От корпуса донесся стрекот пишущей машинки. Хрулев посмотрел на часы, покачал головой. И подумал про себя, что звук этот больше его не волнует. Валерка тоже услышал звук машинки.
— Это они могут — строчить день и ночь, — сказал он с обидой.
— И что характерно — очень быстро пишут. Не лезут в карман за словом.
— Ну что ты, очень Даля пользуют, — сказал переводчик.
— А что еще делать человеку, если не строчить, — сказал вдруг Митя с тоской. Ему давно уже надоел отдых, и эта набережная, и пляж, и все разговоры.
— Пошли, что ли, добавим, — сказал Митя. — В «Элладе» небось дадут, на вынос-то.
— Пошли, — сказал Хрулев. — Там дед свой в доску. За рупчик принесет.
Валеркина жена поймала их у второй калитки, близ волошинского дома.
— А то я не знаю, что ты туда намылишься, ирод? — сказала она. — Девка целый час орет, живот у ней. Я все руки оборвала таскаючи. Как же, дождешься от тебя помощи…
Валерка уныло поплелся за ней по аллее, к четвертому корпусу. Остальные молчали, глядя им вслед. Мите показалось даже, что Валеркины огромные плечи вздрагивают.

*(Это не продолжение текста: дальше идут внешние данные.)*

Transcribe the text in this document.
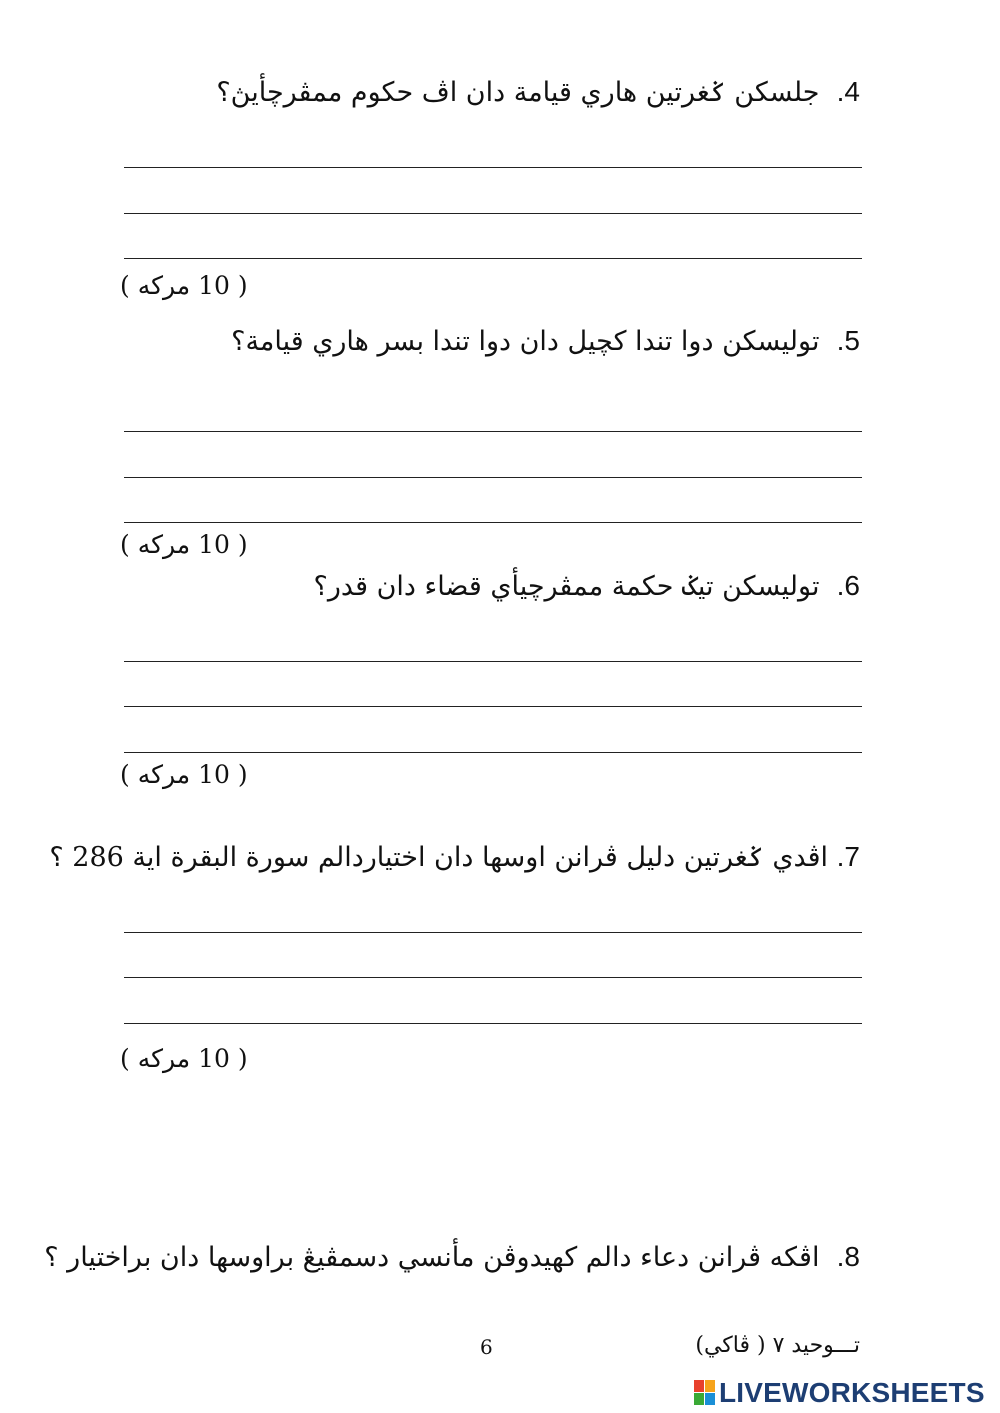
4.  جلسكن ݢغرتين هاري قيامة دان اڤ حكوم ممڤرچأيڽ؟
( 10 مركه )
5.  توليسكن دوا تندا كچيل دان دوا تندا بسر هاري قيامة؟
( 10 مركه )
6.  توليسكن تيݢ حكمة ممڤرچيأي قضاء دان قدر؟
( 10 مركه )
7. اڤدي ݢغرتين دليل ڤرانن اوسها دان اختياردالم سورة البقرة اية 286 ؟
( 10 مركه )
8.  اڤكه ڤرانن دعاء دالم كهيدوڤن مأنسي دسمڤيڠ براوسها دان براختيار ؟
6	تـــوحيد ٧ ( ڤاكي)
LIVEWORKSHEETS
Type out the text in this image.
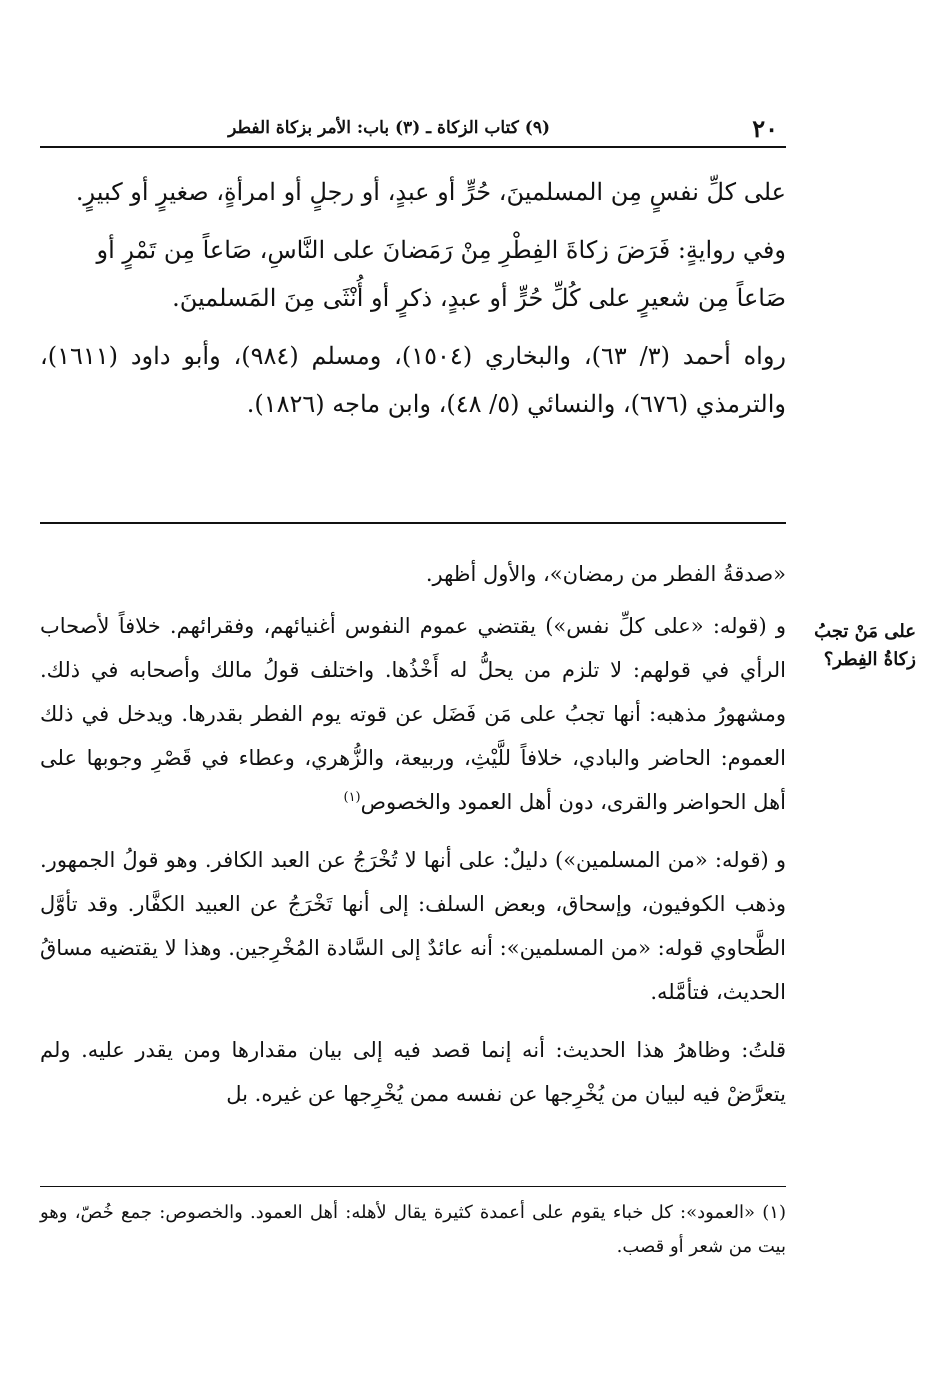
٢٠
(٩) كتاب الزكاة ـ (٣) باب: الأمر بزكاة الفطر

على كلِّ نفسٍ مِن المسلمينَ، حُرٍّ أو عبدٍ، أو رجلٍ أو امرأةٍ، صغيرٍ أو كبيرٍ.

وفي روايةٍ: فَرَضَ زكاةَ الفِطْرِ مِنْ رَمَضانَ على النَّاسِ، صَاعاً مِن تَمْرٍ أو صَاعاً مِن شعيرٍ على كُلِّ حُرٍّ أو عبدٍ، ذكرٍ أو أُنْثَى مِنَ المَسلمينَ.

رواه أحمد (٣/ ٦٣)، والبخاري (١٥٠٤)، ومسلم (٩٨٤)، وأبو داود (١٦١١)، والترمذي (٦٧٦)، والنسائي (٥/ ٤٨)، وابن ماجه (١٨٢٦).

على مَنْ تجبُ زكاةُ الفِطر؟

«صدقةُ الفطر من رمضان»، والأول أظهر.

و (قوله: «على كلِّ نفس») يقتضي عموم النفوس أغنيائهم، وفقرائهم. خلافاً لأصحاب الرأي في قولهم: لا تلزم من يحلُّ له أَخْذُها. واختلف قولُ مالك وأصحابه في ذلك. ومشهورُ مذهبه: أنها تجبُ على مَن فَضَل عن قوته يوم الفطر بقدرها. ويدخل في ذلك العموم: الحاضر والبادي، خلافاً للَّيْثِ، وربيعة، والزُّهري، وعطاء في قَصْرِ وجوبها على أهل الحواضر والقرى، دون أهل العمود والخصوص$^{(١)}$

و (قوله: «من المسلمين») دليلٌ: على أنها لا تُخْرَجُ عن العبد الكافر. وهو قولُ الجمهور. وذهب الكوفيون، وإسحاق، وبعض السلف: إلى أنها تَخْرَجُ عن العبيد الكفَّار. وقد تأوَّل الطَّحاوي قوله: «من المسلمين»: أنه عائدٌ إلى السَّادة المُخْرِجين. وهذا لا يقتضيه مساقُ الحديث، فتأمَّله.

قلتُ: وظاهرُ هذا الحديث: أنه إنما قصد فيه إلى بيان مقدارها ومن يقدر عليه. ولم يتعرَّضْ فيه لبيان من يُخْرِجها عن نفسه ممن يُخْرِجها عن غيره. بل

(١) «العمود»: كل خباء يقوم على أعمدة كثيرة يقال لأهله: أهل العمود. والخصوص: جمع خُصّ، وهو بيت من شعر أو قصب.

— Нет, правильно Толстой говорил… — начал Митя, и голос его дрожал от жалости и бессильного нетерпения.
— Руки-ноги обломать вашему Толстому, — сказал вдруг нудный переводчик.
— Почему? Толстой был все-таки зеркало… — неуверенно вставил туркменский поэт.
Они смотрели на Хрулева, и он неохотно объяснил:
— Он много наломал дров, Лев Николаич, мать его так.
Лунный свет падал через верхнее окно мастерской прямо на загадочный и прекрасный лик египетской царевны. Волошин очень точно выбрал место для царевны, специально выбирал его в полнолуние. Такие ночи были полны для него волшебства и превращений. Мистическая связь устанавливалась в природе, уничтожалось время, уничтожались расстояния, и эта лунная дорожка на воде, как кровеносный сосуд, соединяла города и континенты, нации и культуры. Вот и сейчас — дорожка уходила через море — в Константинополь.
— Знаешь, Аморя… — Волошин обратился в угол, где сидела Маргарита, потом повернулся к освещенному лику царевны Таиах. Он ощутил растерянность. Лицо Маргариты было скрыто тенью, оно не жило сейчас, а губы Таиах словно бы дрогнули в ответ на его обращение, — знаешь… В такую же ночь я сидел однажды в Константинополе, на Пантелеймоновском подворье…
Царевна Таиах слушала его, затаив дыхание: она была прекрасна. Обе они были прекрасны, и они были сходны между собой. Иногда, в знойный полдень, становилась очевидной нежизненная природа египтянки, она была продукт искусства или продукт художественного ремесла. Но в такие ночи, как нынешняя, она оживала, и тогда они могли бы состязаться в красоте, если бы Аморя вышла на свет, но она тихо сидит в углу, не выходит…
— Продолжайте… Пожалуйста. Я слушаю… — послышался из угла ее шепот.
— Внизу, прямо под ногами лунная дорожка уходила по глади залива, и берега Золотого Рога были в огнях, а там, еще дальше, истинная сказка Шахерезады — минареты, дворцы, ханаки, медресе, купола и полумесяцы над призрачною лунной дымкой…
И такая же ночь на вилле Ланте, на Яникуле, в Риме… Тоже огоньки, огоньки, и вдали видны были горы… О, в такую же ночь на леднике, возле Гох-Аоха — снега и горы, фантастически сверкающие при луне…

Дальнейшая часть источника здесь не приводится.